Hi there, I'm Mrugank 👋

Overview
Applications
Running big data cluster
Access docker containers
Access hadoop ecosystem
Containers running in the cluster
Access HDFS
Access Postgres DB
Access Kadmin
Run hive queries
Run PySpark
Run sqoop
Run airflow
Create Kafka Topic
Create Kafka Producer
Create Kafka Consumer
Run flume agents
Run queries in cassandra
Available Jars
Configure hadoop
Configure hue
Configure zeppelin
Configure airflow
Configure sqoop
Configure ssh server
Build Custom Docker Images
Manage resources
Dependencies

Overview

Today, there are many projects available that were created to deploy a Spark or Hadoop cluster, but they are either ineffective or resource-intensive, causing the system to freeze.
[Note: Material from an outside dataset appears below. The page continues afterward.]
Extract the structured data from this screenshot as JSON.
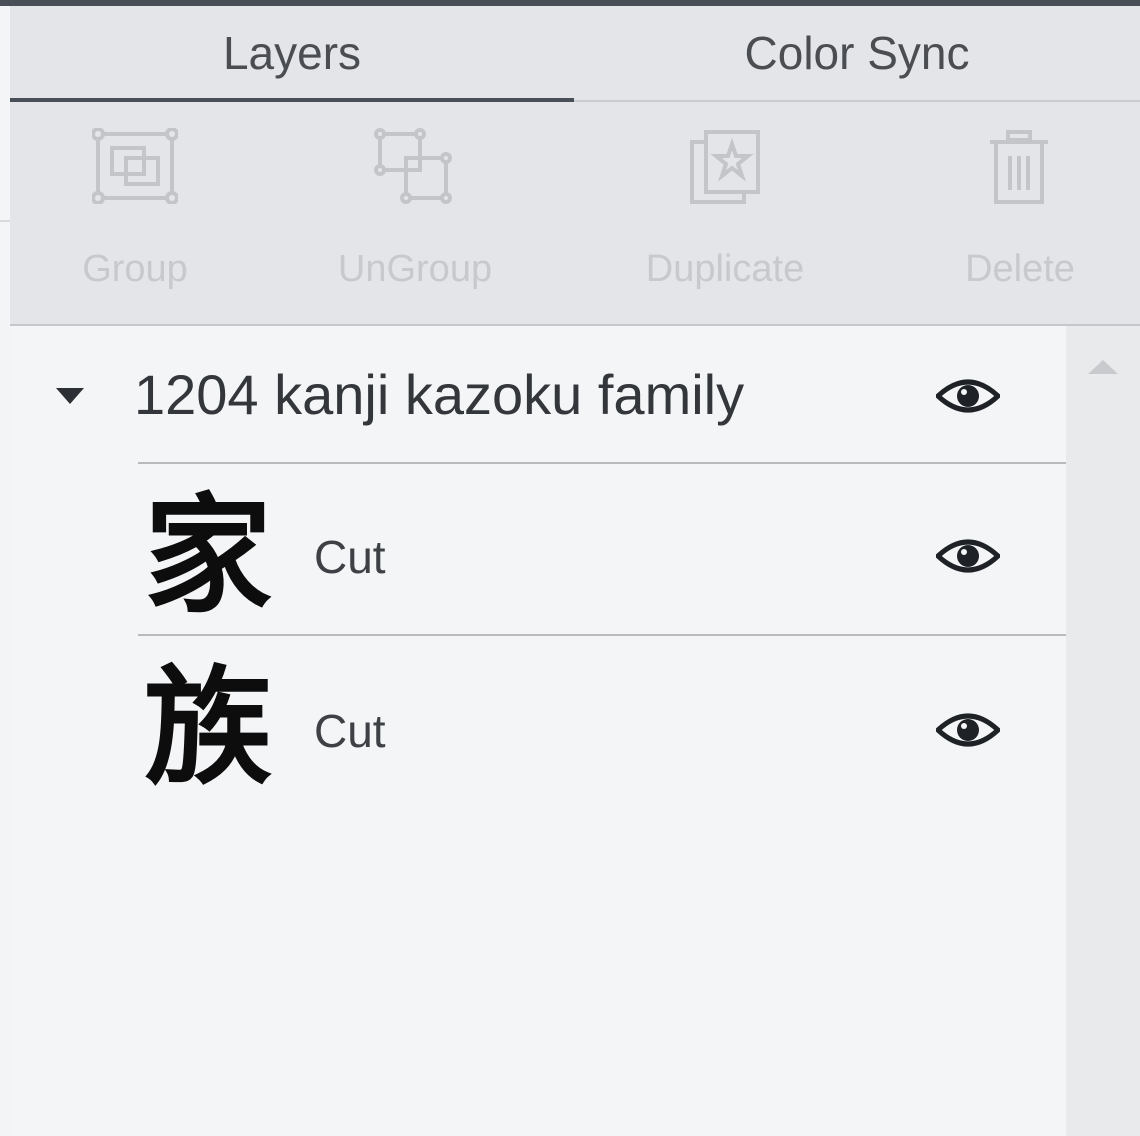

This repository is created to simplify the deployment of these clusters on a local machine using Docker containers.

Applications

This project will start a docker cluster which gives access to the following frameworks/technologies.

Framework/Technology	Version
Hadoop	3.2.1
Mini-Conda	4.12.0
Python	3.9
Spark	3.2.2(Built using scala 2.12)
Airflow	2.3.3
Zeppelin	0.10.1
Hive	2.3.2
Hue	4.6.0
Sqoop	1.4.7
Confluent Kafka	5.4.0-ce
Confluent Schema Registry	5.4.0-ce
Confluent Control Center	5.4.0
Kadmin	0.9.3
Flume	1.11.0
Postgres	15.1
pgAdmin4	6.18
Cassandra	4.1.0

Running big data cluster

To start the cluster run the following command from the project directory.

Start basic cluster

The basic cluster gives access to Hadoop, PySpark, Airflow, Flume and Zeppelin. It's a great place to start if you want to try out some of these tools without having to install them on your computer.

On Linux

sudo docker-compose -f basic-hadoop-docker-compose.yaml up

On Windows 10

docker-compose -f basic-hadoop-docker-compose.yaml up

Note: You need to install WSL 2 on windows to run this cluster.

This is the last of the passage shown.